当時は、遊ぶといったって、凧あげ、コマ回しくらいが普通でね、いまみたいに“おもちゃ”を買って遊ぶ習慣はなかったね。だいいち、そんなもの売ってなかったし。それで、自分たちで工夫して遊んだもんですよ。あとそうね、“紙芝居”は面白かったなあ。なんといっても『黄金バット』がいちばん! あれいまでいえばテレビね、移動テレビ。

おやじは絵を描くのが好き、おふくろは芸事が好きで、僕は画家か役者になるもンだと思ってた。物心ついたころからおふくろに連れられて、毎日映画見てたからね。八千代館っていって3本立てでね、まだ無声映画とトーキーの同居時代。だから僕、無声映画はよく知ってるんだ。映画の楽しさって、格別だったからねえ。

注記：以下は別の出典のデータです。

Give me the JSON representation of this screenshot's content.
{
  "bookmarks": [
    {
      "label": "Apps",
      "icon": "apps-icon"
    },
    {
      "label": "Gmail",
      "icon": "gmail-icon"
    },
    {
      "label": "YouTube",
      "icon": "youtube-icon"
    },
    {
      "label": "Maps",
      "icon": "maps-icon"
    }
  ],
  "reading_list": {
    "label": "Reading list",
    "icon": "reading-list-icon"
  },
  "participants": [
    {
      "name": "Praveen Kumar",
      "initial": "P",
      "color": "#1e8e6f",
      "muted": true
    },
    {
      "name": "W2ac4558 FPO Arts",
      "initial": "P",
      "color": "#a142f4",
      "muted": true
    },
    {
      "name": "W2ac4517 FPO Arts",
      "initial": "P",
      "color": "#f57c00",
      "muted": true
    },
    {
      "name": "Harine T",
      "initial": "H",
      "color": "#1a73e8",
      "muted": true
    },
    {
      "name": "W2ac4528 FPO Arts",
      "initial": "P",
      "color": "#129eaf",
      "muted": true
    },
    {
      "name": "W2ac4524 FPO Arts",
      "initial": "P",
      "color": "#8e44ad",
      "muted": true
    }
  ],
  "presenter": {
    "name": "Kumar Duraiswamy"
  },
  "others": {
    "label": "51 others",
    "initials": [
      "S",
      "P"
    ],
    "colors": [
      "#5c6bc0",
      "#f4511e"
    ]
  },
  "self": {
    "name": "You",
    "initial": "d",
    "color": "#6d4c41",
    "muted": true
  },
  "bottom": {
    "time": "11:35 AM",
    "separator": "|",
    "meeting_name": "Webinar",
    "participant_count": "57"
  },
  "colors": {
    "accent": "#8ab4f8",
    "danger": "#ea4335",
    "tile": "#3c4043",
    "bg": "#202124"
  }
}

帰りみちに、徳川家歴代の菩提寺で建中寺というのがあって、そこの境内でいま見てきたばかりの映画をまねて遊ぶんだよ、これも飽きなくてねえ、それで僕は、いまだにチャンバラしてるのかな。

《近況》7月スタートの『雲霧仁左衛門』(フジ)は大スペクタクル時代劇だ。8月には梅田コマで『雲霧』と『歌謡ショー』の1カ月公演を行う。

〈写真キャプション〉
・このあたりは、かつて尾張藩の屋敷町で、その名残りは徳川町という地名にもみられる。徳川園の緑がよその町とはひと味ちがう落ち着きを感じさせる。創立は明治5年、7年前の100周年記念のおりは、卒業生の1人として出席、舞踊を披露した。(学校全景と建中寺の写真)
・おやじの血をひいて絵は大好きだった。上の兄貴は二科(写真の部)の会員、家業のすし屋を継いだ真ん中の兄貴の子供が絵描きになっているんです。(ワイズ出版の本にもある、写生中の1年生)

*彼が在学していたころの名前は「山口尋常小学校」。30年たった今ではおそらく校舎も様変わりしているんだろうなあ。